JOHANNESBURG – President Cyril Ramaphosa will next week go on a charm offensive at the World Economic Forum (WEF) as he scrambles to raise $100 billion (R1.38 trillion) in new investments in an environment of heightened global trade tension.  

Ramaphosa will attend the annual gathering held in Davos fully aware that the WEF Global Risks Report 2019, released yesterday, has flagged trade tension as being an impediment of foreign direct investment (FDI) globally.

The report further said the five biggest risks facing South Africa were: high unemployment, critical infrastructure shortfall, social instability, water crisis and national governance failure.
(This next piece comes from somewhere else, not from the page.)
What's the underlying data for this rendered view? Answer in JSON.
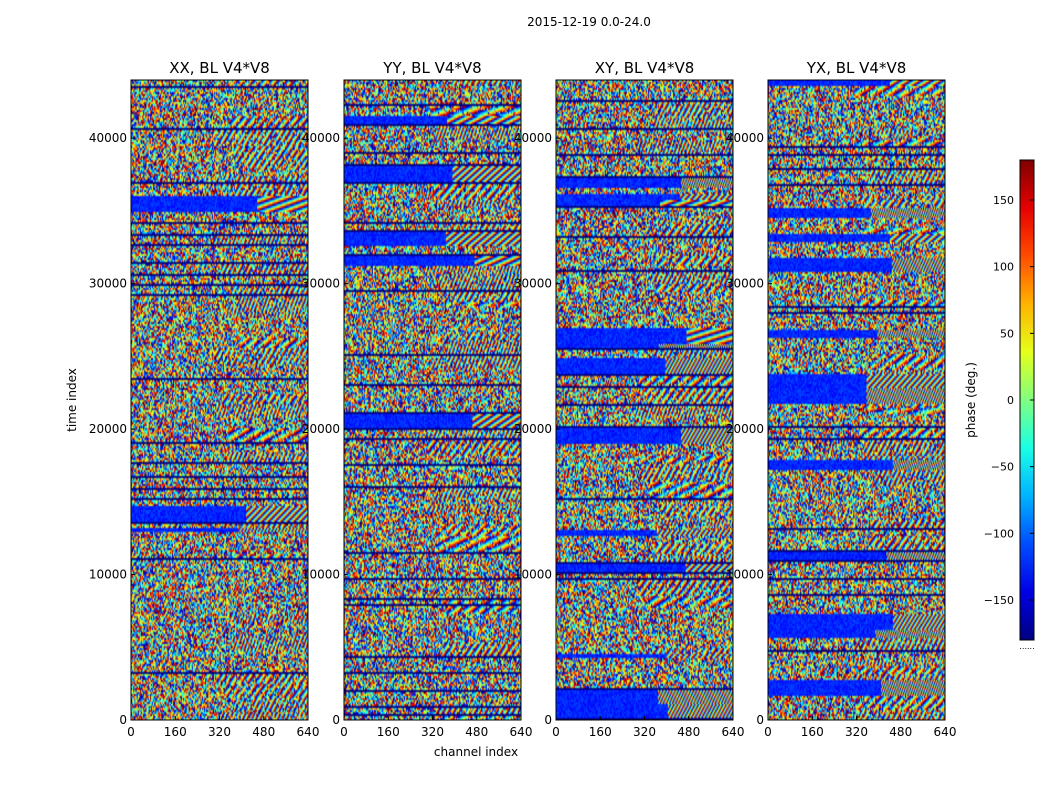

Ramaphosa yesterday told South Africa's business delegation that the event would be used to woo investments as the government sought to build its investment book.

Data from UN Conference on Trade and Development has revealed that South Africa is the third biggest exporter of capital as a percentage of gross domestic product globally.

Chief economist at, Mike Schussler, said South Africa invested more outside of its borders than it received. 

“South Africa has R1.7trln in fixed investment stock outside the country, more than other countries have here,” Schussler said.

“The fact that this fixed investment could have added say R2.2trln (using emerging market average) then we should have a million more people in work.”

The WEF report warned that because FDI created economic facts on the ground in a way that trade flows did not, this was an area where increasing geoeconomic competition could sow seeds of tension that took years to grow and years more to resolve.

Bridy Paxton, the client advisory services leader at Marsh Africa, said FDI was on the decline.

“All this will have a significant impact on emerging markets, specifically around price of goods, disruption to supply chains, further unemployment with global organisations retracting from the country (SA),” Paxton said.

The report further found that there would be a deterioration in economic and geopolitical conditions this year. 

“Trade disputes worsened rapidly in 2018 and the report warns that growth in 2019 will be held back by continuing geoeconomic tension, with 88 percent of respondents expecting further erosion of multilateral trading rules and agreements,” said the report.

Last year was dominated by a trade spat between the US and China, with the two biggest economies in the world engaged in a tariff war that hurt global trade. 

Børge Brende, the president of the WEF, said co-ordinated, concerted action was needed to sustain growth and to tackle the grave threats that were facing the world today

“With global trade and economic growth at risk in 2019, there is a more urgent need than ever to renew the architecture of international co-operation. We simply do not have the gunpowder to deal with the kind of slowdown that current dynamics might lead us towards,” Brende said.

The WEF Global Risk Report also highlighted the impact of climate change, underinvestment in infrastructure, cyber attacks and the rise of fake news as presenting significant risk to the globe.